If you’re looking at bank stocks in 2016, having exposure to this trend will be a factor that leads to outperformance. While both Toronto-Dominion Bank (TSX:TD)(NYSE:TD) and Bank of Montreal (TSX:BMO)(NYSE:BMO) have large U.S. segments, TD is by far the better play.
TD’s U.S. segment has outperformed BMO’s
While past performance does not dictate future results, it can if the factors that lead to strong or weak performance remain in place.
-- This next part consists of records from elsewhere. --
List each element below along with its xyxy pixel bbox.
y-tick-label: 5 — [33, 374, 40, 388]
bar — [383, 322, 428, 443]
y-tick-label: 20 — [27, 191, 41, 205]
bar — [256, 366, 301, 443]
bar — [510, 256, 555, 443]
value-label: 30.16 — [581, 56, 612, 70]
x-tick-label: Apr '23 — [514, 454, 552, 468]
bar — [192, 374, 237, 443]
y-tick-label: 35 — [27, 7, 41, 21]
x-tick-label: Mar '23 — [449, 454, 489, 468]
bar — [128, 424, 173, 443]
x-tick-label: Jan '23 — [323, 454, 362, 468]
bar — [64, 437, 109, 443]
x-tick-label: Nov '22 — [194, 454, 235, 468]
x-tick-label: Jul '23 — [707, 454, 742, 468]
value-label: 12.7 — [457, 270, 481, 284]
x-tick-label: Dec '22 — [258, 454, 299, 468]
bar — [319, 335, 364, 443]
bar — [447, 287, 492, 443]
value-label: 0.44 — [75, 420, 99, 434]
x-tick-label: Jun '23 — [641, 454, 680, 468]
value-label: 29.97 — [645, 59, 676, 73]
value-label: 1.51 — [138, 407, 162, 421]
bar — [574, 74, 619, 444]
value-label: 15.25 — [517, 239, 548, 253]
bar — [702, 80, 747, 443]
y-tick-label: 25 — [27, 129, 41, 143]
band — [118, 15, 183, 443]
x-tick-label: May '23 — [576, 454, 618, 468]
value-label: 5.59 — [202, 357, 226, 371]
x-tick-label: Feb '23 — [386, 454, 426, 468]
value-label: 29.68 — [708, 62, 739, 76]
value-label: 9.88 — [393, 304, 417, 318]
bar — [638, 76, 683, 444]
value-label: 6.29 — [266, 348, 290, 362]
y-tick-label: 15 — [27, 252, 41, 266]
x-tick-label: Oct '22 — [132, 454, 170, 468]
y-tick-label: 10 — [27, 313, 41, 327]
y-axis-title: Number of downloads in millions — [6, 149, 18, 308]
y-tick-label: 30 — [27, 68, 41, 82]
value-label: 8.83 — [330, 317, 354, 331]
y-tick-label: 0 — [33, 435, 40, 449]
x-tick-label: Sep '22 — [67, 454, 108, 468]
In this regard, TD has had an advantage.
Starting with net income, since 2013 TD’s U.S. segment (which includes income from its interest in TD Ameritrade) has grown its adjusted net income in U.S. dollars by 13%. Over the same time period BMO has grown earnings from its U.S. personal and commercial segment by 10.7%.
While this seems fairly close, it is important to note that BMO’s U.S. wealth management segment results are not reported as part of its U.S. personal and commercial segment (whereas TD includes wealth management income as part of its U.S. retail results).
BMO’s U.S. wealth management segment’s adjusted net income has actually declined by 46% since 2015. When you add this to BMO’s U.S. personal and commercial segment results, BMO’s U.S. retail earnings actually declined by almost 4% since 2013.
On top of this, TD has also done much better at growing its deposits. Deposit growth is very important, since it is not only a measure of the franchise’s strength (their ability to attract customers), but it also affects revenue growth.
Fast-growing deposits means the bank can also grow its assets faster (since banks lend out or invest deposits), which in turn means revenue that grows faster. This is exactly what has been happening. Since 2014 TD has grown its U.S. loans quarterly by a range of 9-16%. BMO has grown its U.S. loans by a range of 4-8%. Recently, BMO’s consumer loans have actually been shrinking.
TD should be able to continue this outperformance
Firstly, TD’s continued loan growth should be supported by the fact that it operates in much stronger and less competitive area’s than BMO does. BMO is largely located in the U.S. Midwest with operations in states like Illinois, Wisconsin, and Indiana.
TD, on the other hand, is located primarily in the U.S. Northeast, and it also has a heavy presence in Florida. Location makes a big difference. TD has a heavy presence in New York State, which saw 5% GDP growth in the first half of 2015, and Florida, which saw 5.1% GDP growth during the same period. This is well above national average, which is true for nearly all the states TD operates in. Overall, TD operates in seven of the 10 wealthiest states.
TD is also currently located in five of the top 10 metropolitan areas in the U.S. (markets like New York City, Boston, and Miami), and these are all high-growth markets.
The Midwest, where BMO operates, is not only more economically challenged than TD’s operating area, but it is also more competitive. The U.S. Midwest, according to analysts at National Bank, is a very competitive landscape with many small community banks and credit unions.
For these reasons, TD is a far better play on the U.S. than BMO. As icing on the cake, TD’s segment is also larger, offering more exposure.